Tu as connu beaucoup de terrains et beaucoup de saisons avec notamment les deux saisons phare de cette époque bénite : 77/78 et son issue cruelle et 80/81 avec son lot de joies, belle récompense pour une belle bande de copains devenue en vieillissant une bande d’amis.

Ces qualités humaines, le devoir, servir ne faisaient pas de toi un moine soldat austère : tu aurais pu faire tienne la devise de Rabelais : « Pour ce que rire est le propre de l’homme ». Tu n’étais pas Rabelaisien, stricto sensu, mais ton rire, reconnaissable entre tous, était la brillante illustration de ton amour de la vie. Sans artifice, sans être ébloui par les néons des manèges, tu savais ramener les choses à leur juste valeur et d’un mot montrer qu’on ne te la faisait pas, toujours avec bonhomie et un petit (ou grand) sourire.

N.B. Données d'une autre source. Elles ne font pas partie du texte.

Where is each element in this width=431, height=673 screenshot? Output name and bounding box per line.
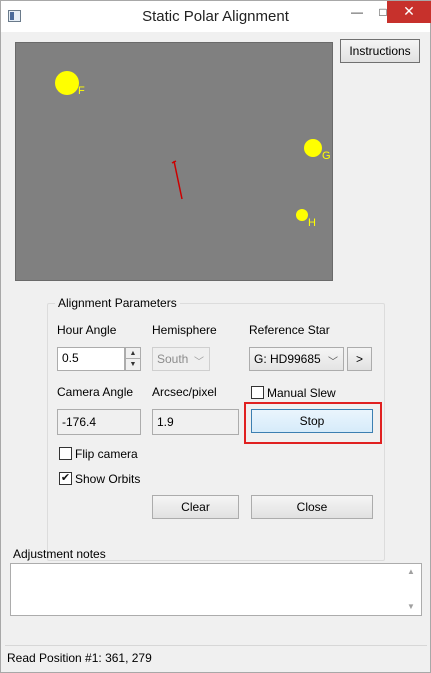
flip-camera-label[interactable]: Flip camera bbox=[75, 447, 138, 461]
hemisphere-label: Hemisphere bbox=[152, 323, 217, 337]
hour-angle-label: Hour Angle bbox=[57, 323, 117, 337]
static-polar-alignment-window: Static Polar Alignment — □ ✕ F G H Instr… bbox=[0, 0, 431, 673]
reference-star-value: G: HD99685 bbox=[254, 352, 321, 366]
client-area: F G H Instructions Alignment Parameters … bbox=[5, 32, 427, 669]
chevron-down-icon: ﹀ bbox=[194, 357, 204, 368]
clear-button[interactable]: Clear bbox=[152, 495, 239, 519]
close-window-button[interactable]: ✕ bbox=[387, 1, 431, 23]
reference-star-label: Reference Star bbox=[249, 323, 330, 337]
stop-button[interactable]: Stop bbox=[251, 409, 373, 433]
chevron-down-icon: ﹀ bbox=[328, 357, 338, 368]
show-orbits-checkbox[interactable]: ✔ bbox=[59, 472, 72, 485]
star-f-label: F bbox=[78, 85, 85, 97]
hemisphere-select: South ﹀ bbox=[152, 347, 210, 371]
instructions-button[interactable]: Instructions bbox=[340, 39, 420, 63]
spin-down-icon[interactable]: ▼ bbox=[126, 359, 140, 370]
hour-angle-spinner[interactable]: ▲ ▼ bbox=[125, 347, 141, 371]
checkmark-icon: ✔ bbox=[60, 472, 71, 484]
star-field-canvas[interactable]: F G H bbox=[15, 42, 333, 281]
minimize-button[interactable]: — bbox=[344, 1, 370, 23]
camera-angle-label: Camera Angle bbox=[57, 385, 134, 399]
manual-slew-label[interactable]: Manual Slew bbox=[267, 386, 336, 400]
arcsec-per-pixel-field: 1.9 bbox=[152, 409, 239, 435]
star-g-label: G bbox=[322, 150, 331, 162]
star-f-marker bbox=[55, 71, 79, 95]
flip-camera-checkbox[interactable] bbox=[59, 447, 72, 460]
arcsec-per-pixel-label: Arcsec/pixel bbox=[152, 385, 217, 399]
star-h-label: H bbox=[308, 217, 316, 229]
next-star-button[interactable]: > bbox=[347, 347, 372, 371]
camera-angle-field: -176.4 bbox=[57, 409, 141, 435]
close-button[interactable]: Close bbox=[251, 495, 373, 519]
hemisphere-value: South bbox=[157, 352, 189, 366]
spin-up-icon[interactable]: ▲ bbox=[126, 348, 140, 359]
show-orbits-label[interactable]: Show Orbits bbox=[75, 472, 140, 486]
adjustment-notes-textarea[interactable] bbox=[10, 563, 422, 616]
status-bar: Read Position #1: 361, 279 bbox=[5, 645, 427, 669]
scroll-up-icon[interactable]: ▲ bbox=[405, 567, 417, 576]
reference-star-select[interactable]: G: HD99685 ﹀ bbox=[249, 347, 344, 371]
adjustment-notes-label: Adjustment notes bbox=[13, 547, 106, 561]
star-field-svg: F G H bbox=[16, 43, 332, 280]
title-bar[interactable]: Static Polar Alignment — □ ✕ bbox=[1, 1, 431, 32]
star-g-marker bbox=[304, 139, 322, 157]
alignment-parameters-title: Alignment Parameters bbox=[55, 296, 180, 310]
star-h-marker bbox=[296, 209, 308, 221]
manual-slew-checkbox[interactable] bbox=[251, 386, 264, 399]
hour-angle-input[interactable]: 0.5 bbox=[57, 347, 125, 371]
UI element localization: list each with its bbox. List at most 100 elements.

Bref, sur le terrain comme en dehors, tu comptais pour nous et nous comptions sur toi.

Sur ta vie en dehors du SCUF, j’en savais le strict nécessaire car tu étais plutôt discret de nature. Dans les grandes occasions, Nicole se joignait à toi et vous nous donniez tous les deux l’image du bonheur simple, au bon sens du terme : un bonheur qui se partage et qui rayonne. Ces grandes occasions, quand nos jambes fatiguées nous ont encouragés à renoncer au rugby, tu en étais toujours, avec toujours gentillesse, sourire puis rire quand la soirée se prolongeait.

Malgré tes intermittences, les espaces temps qui pouvaient s’allonger, te retrouver était un plaisir même quand c’était dans des circonstances difficiles. Comme toujours, on pouvait compter sur toi, ta solidité sur le terrain s’étant transposée, en dehors, en engagement indéfectible.

De ces qualités humaines deux méritent d’être mises en exergue au-delà des autres que j’ai citées car elles me semblent emblématiques de ce que tu étais : fiable et fidèle. Tu inspirais confiance et la parole donnée avait du sens. Fidèle à ton club et à tes amis et surtout fidèle à ta famille et à tes valeurs.

Tu étais fiable et fidèle et nous, nous sommes fiers de t’avoir connu. Je ne sais pas si le mot fierté faisait partie de ton vocabulaire mais si, un instant de raison avant de quitter ce monde, tu as pu regarder en arrière et embrasser le chemin parcouru, j’espère que tu as été fier de l’empreinte laissée.

Plus l’empreinte est forte et plus la peine est grande. Pour toi, Nicole, pour tes enfants et tes petites enfants le vide doit être immense. Tu as écrit combien tu avais eu de chance de croiser le chemin de Patrick il y a 46 ans. Nous avons eu cette même chance mais lui il a eu celle, encore plus grande, de t’avoir tout ce temps à ses côtés.

Un grand cœur fidèle s’est arrêté de battre.

Repose en paix Patrick.

Match SCUF–Le Havre (troisième division) réserves. Premier essai marqué par Patrick LAURENT, à la 20e minute. Sur la photo (de gauche à droite) : Guy AUBERT, notre correspondant; Patrick LAURENT, captaine du SCUF et auteur du premier essai, et M. GUYON, dirigeant.

Patrick Laurent; dont les cendres ont été dispersées dans la mer selon ses dernières volontés, est parti entouré de l’amitié fraternelle de la famille scufiste.